Marilyn Whitehead of Esquimalt has been growing mint, parsley, radishes and nasturtiums—whose flowers are as edible as they are sprightly—for years on the enclosed balcony of her apartment. Last January she was sorting through the back of a cupboard and found some “rather withered” potatoes that nonetheless had good eyes (sprouts). She planted them in a large pot and stuck them out on the balcony. They thrived despite the cold and lack of sun, and by mid June there were 20 potatoes ready for harvesting.

This year our own little yard taught us just how easy it is to grow food in this climate. We knew we’d be away for much of July so we skipped putting in the usual veggies except for lettuce, a short row of carrots and three tomato seedlings.

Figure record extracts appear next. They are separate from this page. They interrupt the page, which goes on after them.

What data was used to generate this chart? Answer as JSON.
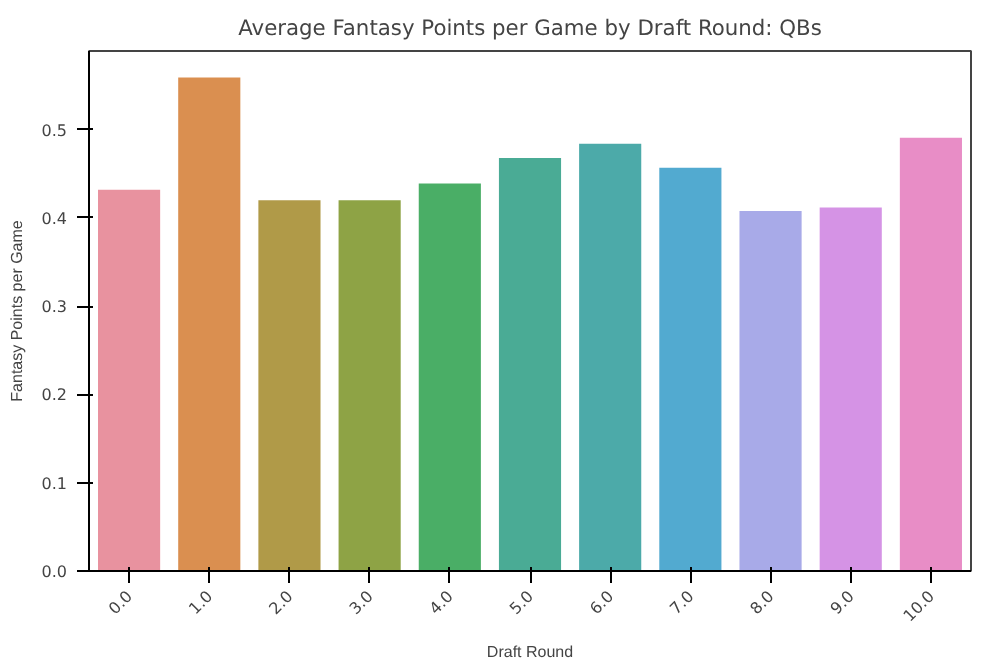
{
  "chart_data": {
    "type": "bar",
    "title": "Average Fantasy Points per Game by Draft Round: QBs",
    "xlabel": "Draft Round",
    "ylabel": "Fantasy Points per Game",
    "categories": [
      "0.0",
      "1.0",
      "2.0",
      "3.0",
      "4.0",
      "5.0",
      "6.0",
      "7.0",
      "8.0",
      "9.0",
      "10.0"
    ],
    "values": [
      0.433,
      0.56,
      0.421,
      0.421,
      0.44,
      0.469,
      0.485,
      0.458,
      0.409,
      0.413,
      0.492
    ],
    "colors": [
      "#e8929f",
      "#da8f50",
      "#b09a48",
      "#8ea345",
      "#4aae66",
      "#4aab95",
      "#4caaa9",
      "#52aad0",
      "#a8aae8",
      "#d593e5",
      "#e88dc6"
    ],
    "ylim": [
      0,
      0.589
    ],
    "yticks": [
      {
        "value": 0,
        "label": "0.0"
      },
      0.1,
      0.2,
      0.3,
      0.4,
      0.5
    ],
    "grid": false
  }
}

And still there’s been a heck of a harvest coming in through the back door. We picked rhubarb in June and berries in early July, the stuff that pretty much grows itself. We had a steady supply of lettuce and tomatoes, and the garlic we planted last fall will keep us going for months. Right now I’m up to my ears in pears, bushels of them that have me sweating in the kitchen over all things pear. Nobody phone ‘til I get a few more batches through the food dehydrator.

The apples have been tumbling in too; we’ve turned a few bushels into applesauce and sent the rest to our improvised cold storage. There are still grapes dripping from the vine on the arbour and a few rotund buttercup squash growing out of the compost. Potatoes we missed harvesting last year have multiplied and are eager to come indoors. I haven’t even begun to dig up the carrots yet; thankfully they can stay in the ground until winter.

Meanwhile, my next door neighbour is tending her own harvest, experimenting with new crops and planning to move her fence closer to the road so she’ll have more space for cultivating. Other yards are sprouting fruit trees, some with several grafted cultivars to maximize yield in a confined area. Local seed exchanges and gardening forums draw ever-larger crowds, and community plots are at a premium around town.

Does all this point to an increase in food gardening in Victoria? It’s not a notably strong trend yet, says Philip Young, who’s gardened for 40 years and has been teaching vegetable and fruit production at Glendale Gardens and Woodland for more than a decade. “Gardens were common until the ‘70s and then fell out of favour for 20 years. Now we’re slowly seeing a return to those earlier levels,” he says, attributing this at least in part to increased media interest in all things local, including food.

What has changed, according to Young, is the way we use pesticides. “It’s definitely down; people are realizing that pesticides, including the sprays once used on apples, are harmful to the environment.” (In fact, pesticide use for non-food gardening is no longer permitted in the Greater Victoria region.)

Maybe it’s just evolution, or maybe there’s a bit of a revolution coming on. Either way, it’s an exciting time to be part of the upswing, growing food for ourselves in this city, on this island.


Writer and Master Gardener Trudy Duivenvoorden Mitic wrote this column between trips to the kitchen, peeling and slicing and checking on the applesauce.